In the arcades leading to the church, In Worship (2013) turns its gaze towards India and explores the desire to escape temporality. Vibrantly coloured objects adorned with garlands oscillate between ritual and abstraction. Yet it is precisely their transience that undermines the claim to eternity and points to a universal longing: to capture meaning in the flow of time.
The Mechanics of Form (2012), installed opposite the church, takes up the kite festival in Gujarat. The ascending kites become symbols of human longings – hovering between new beginnings and transience. In minimalist compositions, Walkowiak transforms the cultural event into a poetic metaphor for the human condition.
With Display (2024) in the arcades of the Grand-Rue, the artist turns his attention to the relics of the consumer age. An abandoned advertising installation, adorned with reflective inscriptions, becomes a symbol of the fading of former promises of progress and a silent memento mori of modernity.
In the “Jardin du Brahaus”, the series Misfits (2024) questions the idea of museum preservation. Re-arranged objects appear in fragile, unstable constellations, exposing the claim to permanence as an illusion. The museum itself becomes a symbol of a fragile order.
Encounters (2023) in the castle gardens brings art and nature into direct dialogue. Sculptural forms encounter wild monkeys, whose reactions dissolve the boundary between cultural construction and natural existence. Here, art appears as part of a larger, shared fabric of time.
Finally, at Clervaux railway station, A Different Order (2018) examines the city of Chandigarh. Geometric structures overlay the traces of decay, revealing the tension between utopian order and living change. Decay itself becomes an aesthetic statement.
Together, these works form a meditation on the passage of time – across cultures, materials and ideologies.
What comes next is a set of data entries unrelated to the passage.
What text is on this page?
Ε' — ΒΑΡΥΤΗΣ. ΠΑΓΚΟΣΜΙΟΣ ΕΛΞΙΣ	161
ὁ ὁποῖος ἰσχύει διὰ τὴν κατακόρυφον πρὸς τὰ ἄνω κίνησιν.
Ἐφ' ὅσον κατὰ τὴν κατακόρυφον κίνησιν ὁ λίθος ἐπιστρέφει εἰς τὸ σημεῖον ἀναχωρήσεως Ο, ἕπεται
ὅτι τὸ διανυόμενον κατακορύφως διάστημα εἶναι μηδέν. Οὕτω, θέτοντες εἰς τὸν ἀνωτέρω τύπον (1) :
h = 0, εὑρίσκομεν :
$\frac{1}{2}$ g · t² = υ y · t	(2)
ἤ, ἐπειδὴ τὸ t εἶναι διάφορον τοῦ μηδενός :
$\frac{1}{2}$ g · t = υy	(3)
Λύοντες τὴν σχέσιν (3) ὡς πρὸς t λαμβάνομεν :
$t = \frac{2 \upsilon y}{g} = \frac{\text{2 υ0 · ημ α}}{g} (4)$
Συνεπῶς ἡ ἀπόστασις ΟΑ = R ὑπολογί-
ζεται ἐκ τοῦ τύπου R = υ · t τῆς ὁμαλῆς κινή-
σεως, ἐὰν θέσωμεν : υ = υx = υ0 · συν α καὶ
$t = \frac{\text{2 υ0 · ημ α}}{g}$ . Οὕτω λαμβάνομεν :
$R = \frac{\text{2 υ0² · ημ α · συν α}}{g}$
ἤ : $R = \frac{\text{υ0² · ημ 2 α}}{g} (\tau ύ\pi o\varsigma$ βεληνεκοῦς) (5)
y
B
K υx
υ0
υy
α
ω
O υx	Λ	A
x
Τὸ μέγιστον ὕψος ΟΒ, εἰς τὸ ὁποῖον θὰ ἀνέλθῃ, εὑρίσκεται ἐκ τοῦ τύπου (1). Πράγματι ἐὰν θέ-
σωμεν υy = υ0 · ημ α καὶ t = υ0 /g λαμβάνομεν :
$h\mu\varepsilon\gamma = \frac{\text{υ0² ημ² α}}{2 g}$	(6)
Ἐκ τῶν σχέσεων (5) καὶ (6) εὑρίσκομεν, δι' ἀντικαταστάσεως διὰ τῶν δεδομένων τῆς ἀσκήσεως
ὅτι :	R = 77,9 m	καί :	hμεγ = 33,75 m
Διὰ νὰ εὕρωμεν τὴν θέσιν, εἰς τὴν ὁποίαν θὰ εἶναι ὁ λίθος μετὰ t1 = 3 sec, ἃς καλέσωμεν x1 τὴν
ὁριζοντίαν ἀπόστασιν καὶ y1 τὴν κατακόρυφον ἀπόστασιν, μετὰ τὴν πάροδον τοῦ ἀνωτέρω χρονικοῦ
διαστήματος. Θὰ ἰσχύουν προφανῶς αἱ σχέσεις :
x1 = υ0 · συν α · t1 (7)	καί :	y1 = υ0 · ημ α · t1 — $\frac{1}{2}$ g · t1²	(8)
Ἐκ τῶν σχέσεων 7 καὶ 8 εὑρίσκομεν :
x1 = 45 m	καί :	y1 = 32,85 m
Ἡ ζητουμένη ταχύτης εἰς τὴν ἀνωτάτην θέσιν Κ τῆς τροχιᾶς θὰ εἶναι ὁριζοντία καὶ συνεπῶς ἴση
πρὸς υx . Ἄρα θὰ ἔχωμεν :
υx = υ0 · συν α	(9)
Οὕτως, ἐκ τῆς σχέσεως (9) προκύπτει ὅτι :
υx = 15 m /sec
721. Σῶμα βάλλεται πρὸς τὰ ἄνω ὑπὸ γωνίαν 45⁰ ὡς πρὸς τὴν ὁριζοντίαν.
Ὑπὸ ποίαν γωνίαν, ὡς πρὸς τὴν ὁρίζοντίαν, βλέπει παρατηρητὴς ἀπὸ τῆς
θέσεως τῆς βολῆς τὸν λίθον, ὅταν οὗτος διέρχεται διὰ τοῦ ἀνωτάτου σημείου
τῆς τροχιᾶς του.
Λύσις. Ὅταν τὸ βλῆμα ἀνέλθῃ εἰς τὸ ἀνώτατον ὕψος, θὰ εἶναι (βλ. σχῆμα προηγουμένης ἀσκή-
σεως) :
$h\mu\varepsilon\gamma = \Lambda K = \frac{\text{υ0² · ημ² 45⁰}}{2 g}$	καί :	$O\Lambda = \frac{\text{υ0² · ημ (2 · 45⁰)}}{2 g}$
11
The title All is but Temporary is not a lament, but an affirmation that all beauty arises from transience and all form from transformation. In this context, photography itself becomes a metaphor and a medium of transience. Each image captures a fleeting moment, preserving what will never return, whilst simultaneously affirming that nothing is truly fixed. In this paradox lies the quiet power of Walkowiak’s art: to make the grace of the ephemeral visible and to remind us that every act of seeing is ultimately an encounter with time itself.